5/17/2012 | Construction Blog

In a very recent case, the Pennsylvania Superior Court has held that a residential construction contractor who personally guaranteed that defective work would be corrected could be held personally responsible for the cost of repairs required to correct defective construction. The case, Bennett, et al. v. A.P. Masterpiece Homes offers an object lesson to contractors on how not to communicate with their customers.

In the case, two separate homeowners contracted with a homebuilder to construct homes in a development in York County, Pennsylvania. The individual who owned the construction company was the contact person for each of the homeowners. Each home had significant structural and construction problems. A dormer on one home was structurally compromised, requiring supplemental bracing. Nails protruded through floor boards, windows leaked air, and the smell of gas emanated from the basement. On the other home, cracks developed in the foundation, water penetrated into the basement, floor boards were warped, and floor joists were improperly installed causing sagging and bounce. Plumbing, electrical and HVAC systems were in violation of relevant housing codes.
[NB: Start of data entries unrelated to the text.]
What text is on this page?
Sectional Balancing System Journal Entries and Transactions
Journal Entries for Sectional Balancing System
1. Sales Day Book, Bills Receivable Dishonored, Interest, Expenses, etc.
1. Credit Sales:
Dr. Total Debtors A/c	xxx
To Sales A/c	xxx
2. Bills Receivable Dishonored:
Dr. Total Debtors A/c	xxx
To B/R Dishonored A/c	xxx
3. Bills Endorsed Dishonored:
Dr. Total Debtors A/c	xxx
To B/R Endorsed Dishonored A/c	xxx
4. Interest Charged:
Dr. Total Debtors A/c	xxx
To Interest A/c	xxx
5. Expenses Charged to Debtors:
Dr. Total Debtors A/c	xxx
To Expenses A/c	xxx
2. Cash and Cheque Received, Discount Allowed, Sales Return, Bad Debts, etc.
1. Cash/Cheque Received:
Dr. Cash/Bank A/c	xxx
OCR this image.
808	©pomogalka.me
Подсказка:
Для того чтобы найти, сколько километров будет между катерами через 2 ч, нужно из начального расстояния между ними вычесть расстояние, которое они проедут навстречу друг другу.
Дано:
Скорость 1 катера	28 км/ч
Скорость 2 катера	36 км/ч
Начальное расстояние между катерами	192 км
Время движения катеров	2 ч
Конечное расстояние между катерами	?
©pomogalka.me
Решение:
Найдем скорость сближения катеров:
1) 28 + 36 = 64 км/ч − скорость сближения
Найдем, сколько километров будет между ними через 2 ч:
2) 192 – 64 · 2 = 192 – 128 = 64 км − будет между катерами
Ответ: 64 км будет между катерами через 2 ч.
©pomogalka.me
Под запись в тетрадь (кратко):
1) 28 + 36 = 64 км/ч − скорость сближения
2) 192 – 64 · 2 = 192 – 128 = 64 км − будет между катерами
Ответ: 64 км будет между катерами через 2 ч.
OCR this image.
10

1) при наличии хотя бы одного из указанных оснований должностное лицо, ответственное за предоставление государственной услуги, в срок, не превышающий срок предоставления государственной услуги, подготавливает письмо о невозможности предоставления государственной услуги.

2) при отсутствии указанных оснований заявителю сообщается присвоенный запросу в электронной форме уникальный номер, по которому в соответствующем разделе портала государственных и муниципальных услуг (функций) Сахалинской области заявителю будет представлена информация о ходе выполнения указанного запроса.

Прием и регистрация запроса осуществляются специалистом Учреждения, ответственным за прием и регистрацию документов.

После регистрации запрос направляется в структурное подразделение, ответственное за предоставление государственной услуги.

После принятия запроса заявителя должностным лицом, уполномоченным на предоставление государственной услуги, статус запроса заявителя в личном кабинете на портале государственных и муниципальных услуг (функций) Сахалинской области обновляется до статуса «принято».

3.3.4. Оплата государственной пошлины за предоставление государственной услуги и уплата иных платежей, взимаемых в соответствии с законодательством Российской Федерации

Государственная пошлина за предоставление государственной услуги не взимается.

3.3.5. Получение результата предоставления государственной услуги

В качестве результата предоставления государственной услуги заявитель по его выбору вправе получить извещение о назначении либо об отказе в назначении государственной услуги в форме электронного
In each case, the owner of the homebuilder specifically and personally told the homeowners that “I will take care of it” or “I guarantee it.” Despite the statements, the appropriate repairs were not made and each homeowner sued for the respective costs to fix the deficiencies in their homes, $64,000 for one home and $122,000 for the other.

A jury found that both the individual owner of the construction company and the company were responsible for the homeowners’ damages. In addition, the jury found the individual contractor/owner and the contractor responsible to the homeowners under the Pennsylvania Unfair Trade Practices and Consumer Protection Law (“UTPCPL”). This is a consumer protection statute which allows the court to award triple the amount of actual damages, plus attorneys’ fees where fraud or misrepresentation is proven. All told, the contractor and his company were held collectively responsible to the homeowners in the amount of $228,500.

This case is important because: (1) the contractor owner was held personally liable; and (2) the Court held that UTPCPL liability can be based on a mere misrepresentation. It does not require proof of actual fraud. Although it was easy to conclude in this case that the contractor had misrepresented given the severity of the deficiencies of its work and his “promises” to “make things right,” it stands as an lesson to contractors in how not to communicate with their customers. Such use of loose language, which can be understood by a customer as a personal guarantee, may be used as a basis to assess personal liability in certain circumstances. The significance of personal liability exposure can be compounded when that same loose language is offered to prove a pattern of misrepresentation to support treble damages and attorneys’ fees under the UTPCPL.

It is likely that this case will be used by homeowners in future cases where construction work failed to meet minimum standards. Contractors should be careful about the promises they make on a residential construction project.